Selon lui, la conversation révèle que Puigdemont ne souhaitait pas que les actions violentes menées en réponse à l’arrêt de la Cour suprême aboutissent à la mort, mais à aucun moment il n’a indiqué qu’elles devaient cesser.
Des policiers gravement blessés
Lors de ces actions, plusieurs policiers ont été grièvement blessés, certains au point que leurs blessures ont conduit à leur retraite du service actif.
Pour les procureurs, ces comportements violents et leurs conséquences sous forme de blessures graves s’inscriraient dans le cadre du un large éventail de crimes terroristes prévu par le Code pénal.
L’article 573 considère le terrorisme comme « la commission d’un tout crime grave contre la vie ou l’intégrité physique (…) lorsqu’ils sont effectués à l’une des fins suivantes: 1° Subvertir l’ordre constitutionnel, ou supprimer ou déstabiliser gravement le fonctionnement des institutions politiques ou des structures économiques ou sociales de l’Etat, ou contraindre les pouvoirs publics à accomplir un acte ou à s’abstenir de le faire ; 2. Altérer sérieusement l’ordre public (…) ».

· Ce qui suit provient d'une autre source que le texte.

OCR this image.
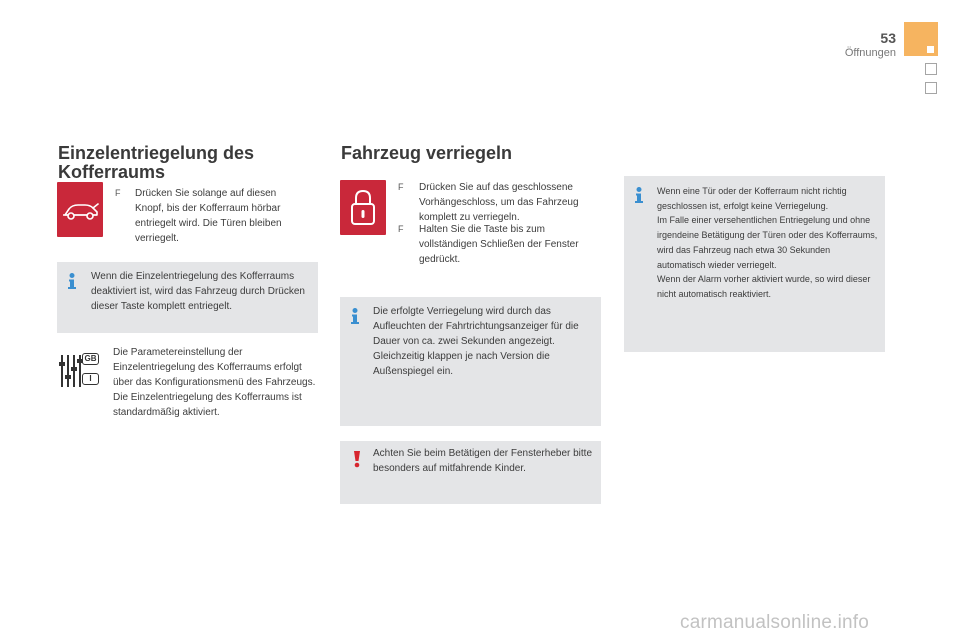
53
Öffnungen
Einzelentriegelung des Kofferraums
F Drücken Sie solange auf diesen Knopf, bis der Kofferraum hörbar entriegelt wird. Die Türen bleiben verriegelt.
Wenn die Einzelentriegelung des Kofferraums deaktiviert ist, wird das Fahrzeug durch Drücken dieser Taste komplett entriegelt.
GB
I
Die Parametereinstellung der Einzelentriegelung des Kofferraums erfolgt über das Konfigurationsmenü des Fahrzeugs.
Die Einzelentriegelung des Kofferraums ist standardmäßig aktiviert.
Fahrzeug verriegeln
F Drücken Sie auf das geschlossene Vorhängeschloss, um das Fahrzeug komplett zu verriegeln.
F Halten Sie die Taste bis zum vollständigen Schließen der Fenster gedrückt.
Die erfolgte Verriegelung wird durch das Aufleuchten der Fahrtrichtungsanzeiger für die Dauer von ca. zwei Sekunden angezeigt. Gleichzeitig klappen je nach Version die Außenspiegel ein.
Achten Sie beim Betätigen der Fensterheber bitte besonders auf mitfahrende Kinder.
Wenn eine Tür oder der Kofferraum nicht richtig geschlossen ist, erfolgt keine Verriegelung.
Im Falle einer versehentlichen Entriegelung und ohne irgendeine Betätigung der Türen oder des Kofferraums, wird das Fahrzeug nach etwa 30 Sekunden automatisch wieder verriegelt.
Wenn der Alarm vorher aktiviert wurde, so wird dieser nicht automatisch reaktiviert.
carmanualsonline.info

La présence constante d’Alay
Une autre indication contre Puigdemont vient du directeur de son cabinet, Alay. L’enquête sur le tsunami est pleine de conversations ou de rencontres avec lui, ainsi que de références constantes de la part des autres enquêteurs.
« Que veut dire Alay si ce n’est parce que Puigdemont est derrière cela ? », soulignent les procureurs, qui considèrent intenable que le directeur du bureau de Puigdemont ait été impliqué dans l’évolution du Tsunami Démocratique et que l’ancien président soit resté à l’écart.
Les « règles de logique », ajoutent-ils, indiquent que si Puigdemont était à la tête du mouvement indépendantiste catalan, il ne pourrait pas ignorer le développement du Tsunami Démocratique.